I tonsori di Benares
Aspettano, immobili come statue, ma con lo sguardo vigile.
Aspettano come antichi guerrieri, armati non di spade, ma di rasoi affilati.
Stanno seduti in fila lungo i ghat, sotto il sole o all’ombra di un telo consunto.
Sono i tonsori di Benares. Scrutano la folla con occhi esperti: un gruppo di pellegrini stanchi, una famiglia che scende lentamente la scalinata verso il Gange, un uomo con gli occhi pieni di lutto o una donna vestita di bianco. Conoscono i segnali, li riconoscono al volo. Si avvicinano, circondano i potenziali clienti, trattano il prezzo con frasi veloci, quasi sussurrate. Poi, un cenno. E in un attimo, lo spettacolo inizia.
Sotto il cielo sacro di Varanasi, intere famiglie si siedono in fila, chine, pronte all’offerta. I rasoi scorrono veloci, precisi. I capelli cadono come piume sulla pietra bagnata, portati via dal vento o dall’acqua del fiume.
La tonsura non è solo un taglio: è un atto sacro, una rinuncia. Un gesto antico che segna il distacco dalla vanità e dalla vita mondana, una purificazione prima dell’incontro col divino. Anche nel culto cattolico, un tempo, la rasatura del capo era segno di consacrazione: la tonsura fu praticata per secoli, fino alla sua abolizione da parte di papa Paolo VI nel 1972. In India, invece, vive ancora. E nei giorni di buon auspicio, durante un anniversario, una promessa mantenuta, o un rito di passaggio — intere famiglie si presentano al tempio con il capo rasato e il cuore leggero, pronti a onorare Dio con ciò che hanno di più personale: sé stessi.

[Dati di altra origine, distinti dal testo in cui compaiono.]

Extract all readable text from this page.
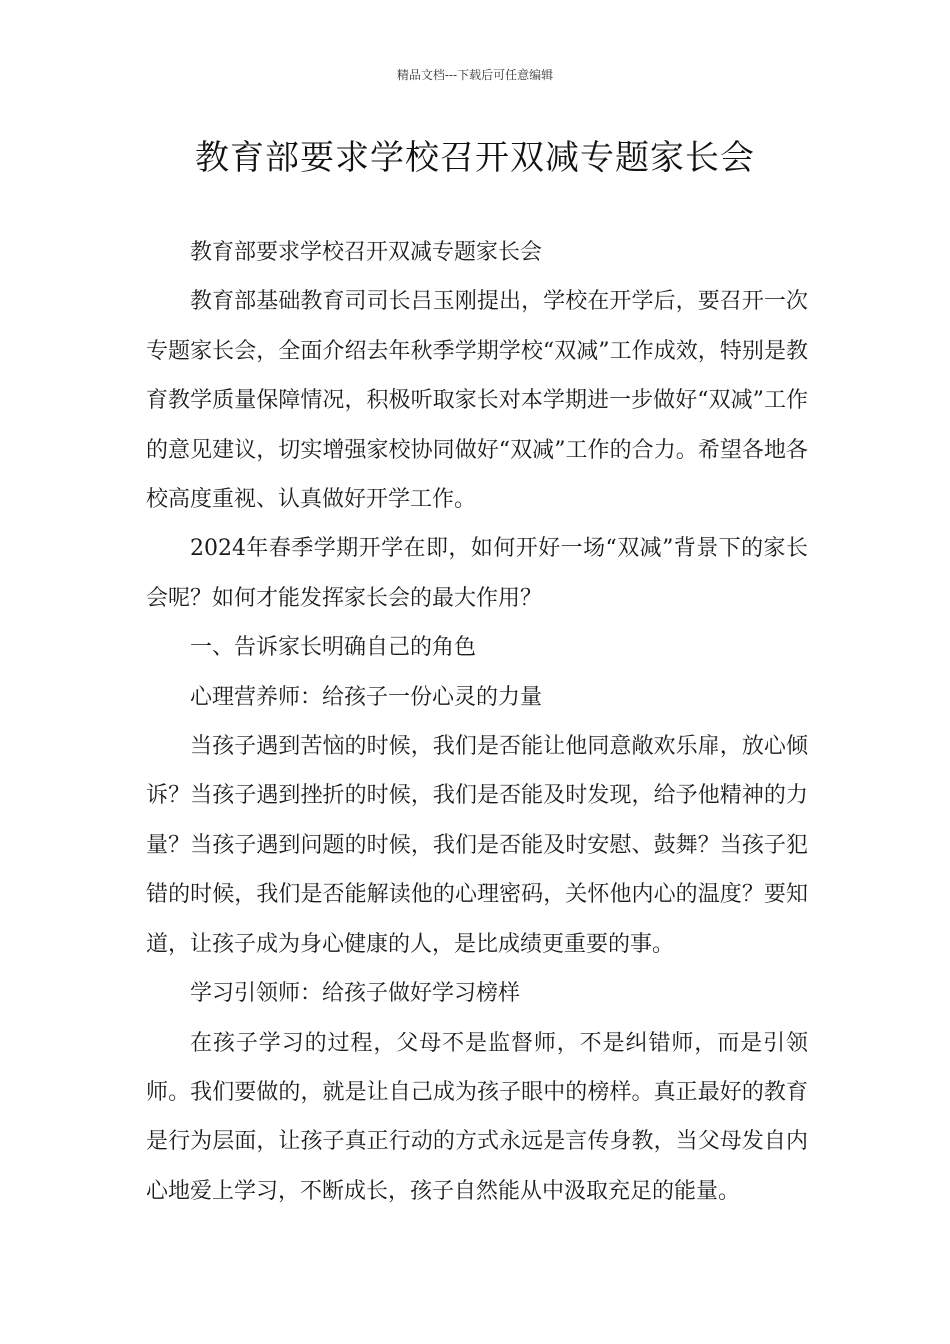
精品文档---下载后可任意编辑
教育部要求学校召开双减专题家长会

教育部要求学校召开双减专题家长会

教育部基础教育司司长吕玉刚提出，学校在开学后，要召开一次专题家长会，全面介绍去年秋季学期学校“双减”工作成效，特别是教育教学质量保障情况，积极听取家长对本学期进一步做好“双减”工作的意见建议，切实增强家校协同做好“双减”工作的合力。希望各地各校高度重视、认真做好开学工作。

2024年春季学期开学在即，如何开好一场“双减”背景下的家长会呢？如何才能发挥家长会的最大作用？

一、告诉家长明确自己的角色

心理营养师：给孩子一份心灵的力量

当孩子遇到苦恼的时候，我们是否能让他同意敞欢乐扉，放心倾诉？当孩子遇到挫折的时候，我们是否能及时发现，给予他精神的力量？当孩子遇到问题的时候，我们是否能及时安慰、鼓舞？当孩子犯错的时候，我们是否能解读他的心理密码，关怀他内心的温度？要知道，让孩子成为身心健康的人，是比成绩更重要的事。

学习引领师：给孩子做好学习榜样

在孩子学习的过程，父母不是监督师，不是纠错师，而是引领师。我们要做的，就是让自己成为孩子眼中的榜样。真正最好的教育是行为层面，让孩子真正行动的方式永远是言传身教，当父母发自内心地爱上学习，不断成长，孩子自然能从中汲取充足的能量。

Si chiama Ramu, ma da tutti è conosciuto come Baba Ramu, il vecchio tonsore del ghat Sudder.
Nessuno sa quanti anni abbia davvero. Alcuni dicono settanta, altri giurano che lo ricordano lì, seduto sulla stessa pietra, già quando loro erano bambini. Ogni mattina, prima che il sole illumini le cupole dei templi, Ramu scende i gradini consumati del Gange. Si siede nello stesso angolo, tra due colonne sbeccate, appoggia il rasoio su un panno bianco, stende la ciotola d’acqua, la piccola pietra per affilare, il pettine di legno. E aspetta. Non chiama, non insiste. I clienti arrivano da soli. Lo scelgono perché nei suoi gesti c’ è qualcosa di antico, quasi sacro. Quando inizia a radere, lo fa in silenzio, con mani ferme e occhi abbassati. Ogni movimento è lento, misurato, come se stesse compiendo un rito più che un mestiere.
Una volta, un turista curioso gli chiese perché non usasse una macchinetta elettrica.
Ramu non rispose. Continuò a passare la lama sul cranio di un giovane uomo che aveva perso il padre il giorno prima. I capelli cadevano come cenere. Alla fine, Ramu raccolse una ciocca, la guardò un attimo, poi la gettò nel Gange. “Non taglio solo capelli,” disse poi, sottovoce. “Taglio il passato.”
Chi si siede davanti a lui spesso piange. Un padre che offre la tonsura al figlio appena guarito. Una donna che onora il marito morto. Un giovane che entra in una nuova fase della vita.
E Ramu è lì, testimone silenzioso, mani rugose che conoscono la fragilità della pelle e quella dell’anima.
Quando il sole cala e l’ombra avvolge i gradini, Ramu pulisce i suoi strumenti con cura.
Poi si alza, lentamente, e si allontana senza voltarsi.